Registered investment advisors may be more inclined to trust the devil they know vs. the one they don't when it comes to what agency should oversee their industry, according to a survey of RIAs to determine which of three oversight agency scenarios they would prefer.

According to a survey conducted by the Boston Consulting Group (BCG), more than 80 percent of RIAs queried said they would prefer to pay user fees to fund what is described as "an enhanced Securities and Exchange Commission oversight, than the two other options now on the table that several SEC supporters contend would dramatically increase RIAs' annual fees.

Creating a new self-regulatory organization that would be operated by the Financial Industry Regulatory Authority (Finra) would cost at least twice as much as leaving the responsibility to regulate RIAs with the SEC, according to a study funded by four groups representing RIAs.

Beefing up the present SEC program to inspect RIAs would cost $240 million to $270 million a year, according to the BCG study, but empowering Finra to be the SRO for RIAs would cost an estimated $460 million to $510 million.

Annual funding for a third option, creating a new SRO for investment advisors, would cost between $515 million and $565 million, the consulting group said.

The survey was commissioned by the Certified Financial Planner Board of Standards (CFP Board), the Financial Planning Association (FPA), the Investment Adviser Association (IAA), the National Association of Personal Financial Advisors (Napfa), and TD Ameritrade Institutional.

Highlights of the survey were outlined at a press conference in New York today. The groups did the survey in response to calls for more analysis of the recommendations in an SEC study mandated under Section 914 of the Dodd-Frank Wall Street Reform and Consumer Protection Act.

Released last January, the SEC study examined three options for increasing the frequency of RIA examinations: Authorize the SEC to collect user fees from SEC-registered RIAs to fund their examinations; authorize one or more SROs to examine all SEC-registered RIAs, subject to SEC oversight; or authorize Finra to examine dual registrants for compliance with the Investment Advisers Act of 1940.

CFP Board officials contend that RIAs would prefer to keep the SEC as its overseeing body and oppose either of the other two options, claiming that both would likely cost at least twice as much choosing to fund an enhanced SEC examination program.

"We firmly believe that the SEC should retain oversight of investment advisors and be given the tools to adequately do the job, including the option of imposing user fees, which will be the most appropriate and cost-effective way to achieve the most important goal -- protecting investors," said Kevin Keller, CEO of the CFP Board.

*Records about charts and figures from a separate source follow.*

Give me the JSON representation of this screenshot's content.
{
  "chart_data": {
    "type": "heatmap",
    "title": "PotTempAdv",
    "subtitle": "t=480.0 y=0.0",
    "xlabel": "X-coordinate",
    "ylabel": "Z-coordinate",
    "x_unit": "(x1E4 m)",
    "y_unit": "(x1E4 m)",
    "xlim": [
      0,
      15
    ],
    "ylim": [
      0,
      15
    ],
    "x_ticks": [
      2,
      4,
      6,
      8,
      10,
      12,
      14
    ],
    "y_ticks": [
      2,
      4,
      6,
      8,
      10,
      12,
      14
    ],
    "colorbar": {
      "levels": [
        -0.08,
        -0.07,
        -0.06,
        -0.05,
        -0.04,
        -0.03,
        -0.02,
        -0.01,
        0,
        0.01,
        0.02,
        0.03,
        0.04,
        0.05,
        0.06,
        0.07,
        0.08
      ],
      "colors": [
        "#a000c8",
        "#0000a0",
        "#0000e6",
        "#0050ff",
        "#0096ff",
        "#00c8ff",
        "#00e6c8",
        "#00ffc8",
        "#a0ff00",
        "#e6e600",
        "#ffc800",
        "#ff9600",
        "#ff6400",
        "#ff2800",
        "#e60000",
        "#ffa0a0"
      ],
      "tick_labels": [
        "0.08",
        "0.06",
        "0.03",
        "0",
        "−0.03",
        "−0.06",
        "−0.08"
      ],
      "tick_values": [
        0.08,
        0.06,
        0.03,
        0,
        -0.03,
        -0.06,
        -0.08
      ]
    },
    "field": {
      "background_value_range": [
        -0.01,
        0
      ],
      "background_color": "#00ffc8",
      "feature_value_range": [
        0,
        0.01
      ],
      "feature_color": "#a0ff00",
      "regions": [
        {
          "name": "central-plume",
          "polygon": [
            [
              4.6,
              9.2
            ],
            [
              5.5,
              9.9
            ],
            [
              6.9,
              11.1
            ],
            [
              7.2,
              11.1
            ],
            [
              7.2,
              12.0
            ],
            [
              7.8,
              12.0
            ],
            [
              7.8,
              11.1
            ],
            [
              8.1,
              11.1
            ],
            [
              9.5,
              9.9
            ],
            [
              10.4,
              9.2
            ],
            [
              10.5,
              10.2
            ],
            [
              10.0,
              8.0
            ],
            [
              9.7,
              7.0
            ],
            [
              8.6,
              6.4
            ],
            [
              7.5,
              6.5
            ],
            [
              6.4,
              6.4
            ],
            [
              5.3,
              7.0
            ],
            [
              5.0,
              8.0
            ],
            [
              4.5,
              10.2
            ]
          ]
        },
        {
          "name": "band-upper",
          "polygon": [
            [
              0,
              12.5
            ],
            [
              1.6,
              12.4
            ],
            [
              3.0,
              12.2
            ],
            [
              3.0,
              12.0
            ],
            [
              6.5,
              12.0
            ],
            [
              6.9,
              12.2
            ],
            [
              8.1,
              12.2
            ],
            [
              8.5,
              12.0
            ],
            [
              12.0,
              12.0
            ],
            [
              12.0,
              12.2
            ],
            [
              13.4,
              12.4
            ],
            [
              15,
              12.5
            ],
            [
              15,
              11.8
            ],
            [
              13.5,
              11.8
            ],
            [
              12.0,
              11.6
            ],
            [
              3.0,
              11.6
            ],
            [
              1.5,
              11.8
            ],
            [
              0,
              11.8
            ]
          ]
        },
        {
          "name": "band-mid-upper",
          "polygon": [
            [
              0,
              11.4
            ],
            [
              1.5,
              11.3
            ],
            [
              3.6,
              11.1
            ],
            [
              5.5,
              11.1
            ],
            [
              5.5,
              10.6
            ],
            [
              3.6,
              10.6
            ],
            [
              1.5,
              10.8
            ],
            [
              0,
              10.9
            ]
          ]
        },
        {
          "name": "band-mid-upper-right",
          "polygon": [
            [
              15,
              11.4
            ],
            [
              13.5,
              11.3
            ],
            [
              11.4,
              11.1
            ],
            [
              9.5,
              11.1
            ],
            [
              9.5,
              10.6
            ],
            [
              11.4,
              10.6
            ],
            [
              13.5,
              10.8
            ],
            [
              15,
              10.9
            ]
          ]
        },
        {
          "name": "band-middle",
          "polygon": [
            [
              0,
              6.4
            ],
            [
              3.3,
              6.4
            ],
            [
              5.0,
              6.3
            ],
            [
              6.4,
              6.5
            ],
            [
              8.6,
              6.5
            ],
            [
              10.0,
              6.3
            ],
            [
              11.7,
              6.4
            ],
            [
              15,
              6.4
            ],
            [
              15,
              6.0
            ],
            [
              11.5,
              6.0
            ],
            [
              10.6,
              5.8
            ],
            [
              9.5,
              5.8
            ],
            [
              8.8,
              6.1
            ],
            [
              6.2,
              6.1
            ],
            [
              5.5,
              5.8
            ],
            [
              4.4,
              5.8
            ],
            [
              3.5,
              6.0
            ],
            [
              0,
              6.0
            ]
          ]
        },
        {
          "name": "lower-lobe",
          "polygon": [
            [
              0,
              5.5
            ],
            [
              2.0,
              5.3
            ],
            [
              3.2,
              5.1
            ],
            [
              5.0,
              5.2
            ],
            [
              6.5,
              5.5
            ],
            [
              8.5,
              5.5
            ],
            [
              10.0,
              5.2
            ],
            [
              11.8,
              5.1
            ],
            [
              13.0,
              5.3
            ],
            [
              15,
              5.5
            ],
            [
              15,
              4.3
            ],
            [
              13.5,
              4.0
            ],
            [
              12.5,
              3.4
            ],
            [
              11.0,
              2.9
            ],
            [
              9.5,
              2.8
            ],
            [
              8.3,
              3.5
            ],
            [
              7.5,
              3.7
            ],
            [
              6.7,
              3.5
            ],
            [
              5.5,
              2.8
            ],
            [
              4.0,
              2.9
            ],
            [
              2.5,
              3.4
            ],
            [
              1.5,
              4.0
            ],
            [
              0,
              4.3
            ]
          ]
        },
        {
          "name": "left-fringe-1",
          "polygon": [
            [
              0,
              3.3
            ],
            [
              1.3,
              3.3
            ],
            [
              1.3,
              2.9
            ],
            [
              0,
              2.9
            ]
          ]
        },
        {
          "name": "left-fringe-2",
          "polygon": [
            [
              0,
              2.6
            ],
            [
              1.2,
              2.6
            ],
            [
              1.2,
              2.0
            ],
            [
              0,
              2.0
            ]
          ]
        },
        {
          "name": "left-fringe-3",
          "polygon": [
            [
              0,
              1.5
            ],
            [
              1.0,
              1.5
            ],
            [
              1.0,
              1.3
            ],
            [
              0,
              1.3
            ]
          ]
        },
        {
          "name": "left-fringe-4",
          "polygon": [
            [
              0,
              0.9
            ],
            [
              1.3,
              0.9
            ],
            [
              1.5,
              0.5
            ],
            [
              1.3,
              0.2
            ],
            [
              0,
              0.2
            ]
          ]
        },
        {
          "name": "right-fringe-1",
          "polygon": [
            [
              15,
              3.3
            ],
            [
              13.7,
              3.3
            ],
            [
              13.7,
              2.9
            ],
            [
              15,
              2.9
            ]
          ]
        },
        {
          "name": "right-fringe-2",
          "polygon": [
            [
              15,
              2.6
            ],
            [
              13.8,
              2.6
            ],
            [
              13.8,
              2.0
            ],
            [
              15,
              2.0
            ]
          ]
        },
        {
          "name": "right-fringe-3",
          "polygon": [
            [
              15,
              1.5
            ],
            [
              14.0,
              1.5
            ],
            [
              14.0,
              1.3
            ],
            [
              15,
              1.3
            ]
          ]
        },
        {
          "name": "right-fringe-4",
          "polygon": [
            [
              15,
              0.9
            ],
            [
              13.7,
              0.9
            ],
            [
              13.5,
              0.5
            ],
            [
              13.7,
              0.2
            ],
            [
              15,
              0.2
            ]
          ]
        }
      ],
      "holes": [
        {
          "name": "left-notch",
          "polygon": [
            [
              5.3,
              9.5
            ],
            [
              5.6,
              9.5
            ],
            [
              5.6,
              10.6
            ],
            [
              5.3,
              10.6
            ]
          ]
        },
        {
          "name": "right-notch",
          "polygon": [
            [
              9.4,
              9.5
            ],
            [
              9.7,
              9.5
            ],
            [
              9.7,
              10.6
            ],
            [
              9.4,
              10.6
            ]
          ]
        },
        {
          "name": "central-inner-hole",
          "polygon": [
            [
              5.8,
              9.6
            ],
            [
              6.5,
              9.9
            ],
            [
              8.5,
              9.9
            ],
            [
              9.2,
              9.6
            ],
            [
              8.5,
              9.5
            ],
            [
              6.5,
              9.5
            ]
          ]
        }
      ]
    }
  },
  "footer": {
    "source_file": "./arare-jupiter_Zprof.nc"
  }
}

The cost analysis was based on the assumption that RIAs would be examined on average once every four years. BCG relied on publicly available data, research, studies and reports, as well as in-depth interviews with RIA firms and former regulatory officials, among others. The SEC and Finra did not sponsor the study and were not asked to participate in it..

Funding an SRO would likely cost investment advisors at least twice as much as paying user fees to the SEC, according to BCG figures. The average annual fee per RIA firm is projected to be $27,300 for a full "enhanced SEC" examination program; $51,700 for a Finra investment advisor SRO; and $57,400 for a new RIA SRO.

"Let's be clear -- enhanced investment advisor oversight is needed," said David Tittsworth, executive director of Investment Adviser Association. "But giving the job to Finra would be the wrong choice for many reasons, including its lack of accountability, lack of transparency, weak track record, excessive costs, and its bias favoring the brokerage
industry."

Susan John, 2010-2011 Napfa chair, said that since most of it members are small business owners, they're keenly aware of the likely disparity in funding costs between the SEC, Finra or a new SRO. "We are unwilling to support a new layer of bureaucracy that would burden our member firms and further confuse consumers," she said.

However, not all industry organizations are jumping on the SEC bandwagon.

"The simple fact is, Finra is the only entity with the capacity, funding and know-how to effectively examine retail investment advisors, which is not happening now," said FSI President and CEO Dale E. Brown. "When the SEC's own chair and commissioners acknowledge that an SRO is necessary, and that the SEC can't do the job, then it doesn't make much sense to keep pushing the improbable. The status quo simply continues to keep investors at risk."